Friday, January 13, 2012

Hungarian Notation and Interop Code

Those of you without a lot of pre-.NET programming experience may have noticed the very bizarre names used by the various Windows SDK functions, interfaces, and types we looked at during the COM interop series. You may be wondering what, if anything, those cryptic jumbles of letters meant.

The short answer is, they are called Hungarian Notation (a reference to the proper name style used in Hungary, the native country of the developer who invented it), and it has largely fallen out of favor. You can get into some very vicious arguments with long-time developers by simply declaring your love/hate for it. Personally, I don't like to use it simply because it clashes with the current prefix-free style of C# naming conventions.  I have already mentioned my preference for translating structure names into friendlier names; I generally do the same thing for fields and parameters as well (but, somewhat arbitrarily, not interfaces or functions... see below.)

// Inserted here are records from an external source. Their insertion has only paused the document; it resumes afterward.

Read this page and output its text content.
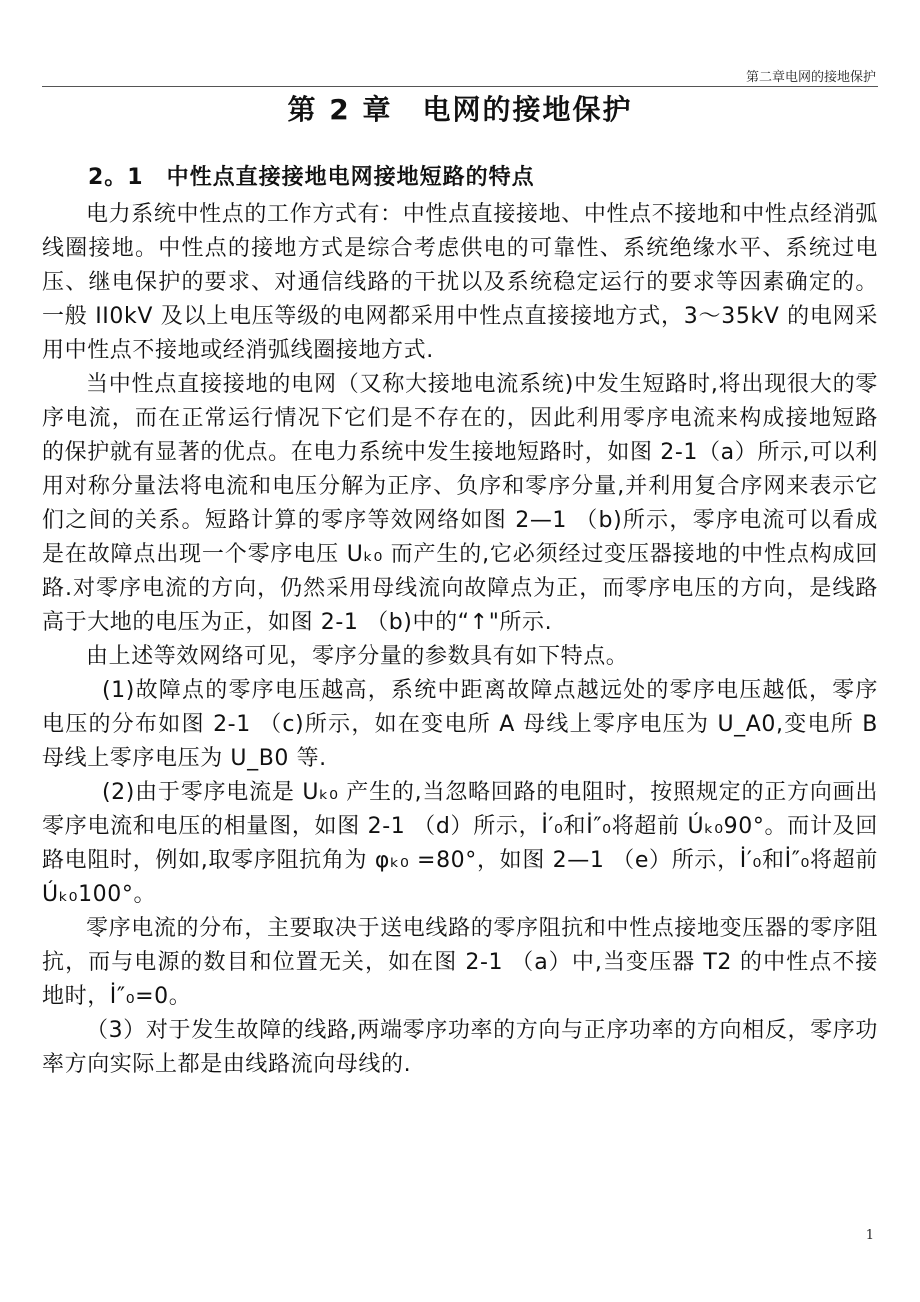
第二章电网的接地保护
第 2 章　电网的接地保护
2。1　中性点直接接地电网接地短路的特点

电力系统中性点的工作方式有：中性点直接接地、中性点不接地和中性点经消弧线圈接地。中性点的接地方式是综合考虑供电的可靠性、系统绝缘水平、系统过电压、继电保护的要求、对通信线路的干扰以及系统稳定运行的要求等因素确定的。一般 II0kV 及以上电压等级的电网都采用中性点直接接地方式，3～35kV 的电网采用中性点不接地或经消弧线圈接地方式.

当中性点直接接地的电网（又称大接地电流系统)中发生短路时,将出现很大的零序电流，而在正常运行情况下它们是不存在的，因此利用零序电流来构成接地短路的保护就有显著的优点。在电力系统中发生接地短路时，如图 2-1（a）所示,可以利用对称分量法将电流和电压分解为正序、负序和零序分量,并利用复合序网来表示它们之间的关系。短路计算的零序等效网络如图 2—1 （b)所示，零序电流可以看成是在故障点出现一个零序电压 Uₖ₀ 而产生的,它必须经过变压器接地的中性点构成回路.对零序电流的方向，仍然采用母线流向故障点为正，而零序电压的方向，是线路高于大地的电压为正，如图 2-1 （b)中的“↑"所示.

由上述等效网络可见，零序分量的参数具有如下特点。

(1)故障点的零序电压越高，系统中距离故障点越远处的零序电压越低，零序电压的分布如图 2-1 （c)所示，如在变电所 A 母线上零序电压为 U_A0,变电所 B 母线上零序电压为 U_B0 等.

(2)由于零序电流是 Uₖ₀ 产生的,当忽略回路的电阻时，按照规定的正方向画出零序电流和电压的相量图，如图 2-1 （d）所示，İ′₀和İ″₀将超前 Úₖ₀90°。而计及回路电阻时，例如,取零序阻抗角为 φₖ₀ =80°，如图 2—1 （e）所示，İ′₀和İ″₀将超前 Úₖ₀100°。

零序电流的分布，主要取决于送电线路的零序阻抗和中性点接地变压器的零序阻抗，而与电源的数目和位置无关，如在图 2-1 （a）中,当变压器 T2 的中性点不接地时，İ″₀=0。

（3）对于发生故障的线路,两端零序功率的方向与正序功率的方向相反，零序功率方向实际上都是由线路流向母线的.

1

The longer answer is much more interesting, and somewhat of a tragedy, in that something with the potential to be very useful was misused to the point of meaninglessness. If you're interested in the details, read on...


The History of Hungarian

The term Hungarian Notation is, today, broadly defined to be a naming convention whereby semantic information in encoded into the name of an identifer (variable, method, field, etc.) as a short prefix of letters, each representing a specific aspect of the identifier's function.

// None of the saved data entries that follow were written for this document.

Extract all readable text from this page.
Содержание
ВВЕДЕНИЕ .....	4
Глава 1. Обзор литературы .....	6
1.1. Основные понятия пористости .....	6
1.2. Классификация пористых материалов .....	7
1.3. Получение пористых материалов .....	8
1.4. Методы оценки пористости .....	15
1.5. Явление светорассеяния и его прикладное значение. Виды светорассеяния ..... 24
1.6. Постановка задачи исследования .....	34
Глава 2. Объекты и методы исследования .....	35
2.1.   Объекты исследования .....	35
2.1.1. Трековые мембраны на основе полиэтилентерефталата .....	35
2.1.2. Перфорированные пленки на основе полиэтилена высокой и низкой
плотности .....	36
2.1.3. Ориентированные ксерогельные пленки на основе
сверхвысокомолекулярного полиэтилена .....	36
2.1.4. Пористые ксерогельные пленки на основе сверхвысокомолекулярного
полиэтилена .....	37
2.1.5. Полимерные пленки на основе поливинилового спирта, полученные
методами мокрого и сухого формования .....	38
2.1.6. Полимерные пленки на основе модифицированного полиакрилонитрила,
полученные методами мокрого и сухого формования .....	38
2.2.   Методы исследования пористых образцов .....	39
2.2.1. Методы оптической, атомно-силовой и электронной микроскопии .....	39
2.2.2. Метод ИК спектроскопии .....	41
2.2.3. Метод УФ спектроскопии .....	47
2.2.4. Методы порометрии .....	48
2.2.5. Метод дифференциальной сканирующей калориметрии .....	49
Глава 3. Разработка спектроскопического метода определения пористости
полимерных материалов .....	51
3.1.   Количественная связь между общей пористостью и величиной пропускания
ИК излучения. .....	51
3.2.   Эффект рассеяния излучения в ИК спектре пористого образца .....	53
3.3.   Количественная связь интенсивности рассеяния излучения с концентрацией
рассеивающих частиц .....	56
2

Notice that nowhere in that description did we use the word "type", because type information was not originally part of the notation. But I'm getting ahead of myself a bit...

Hungarian notation was formally invented at Microsoft by one of their lead architects, a Hungarian-born programmer named Charles Simonyi, that oversaw, among other things, the original development of Word and Excel. As part of this process, he defined a notation that was used by those products, which has since been retroactively named Applications Hungarian. Simonyi's original intent for Hungarian Notation was to encode meaningful information about the intended purpose for a variable or parameter into the name, in order to reduce the chances of misusing that variable. Unfortunately, in his original paper, Simonyi made a crucial mistake, referring to this information as a variables "type".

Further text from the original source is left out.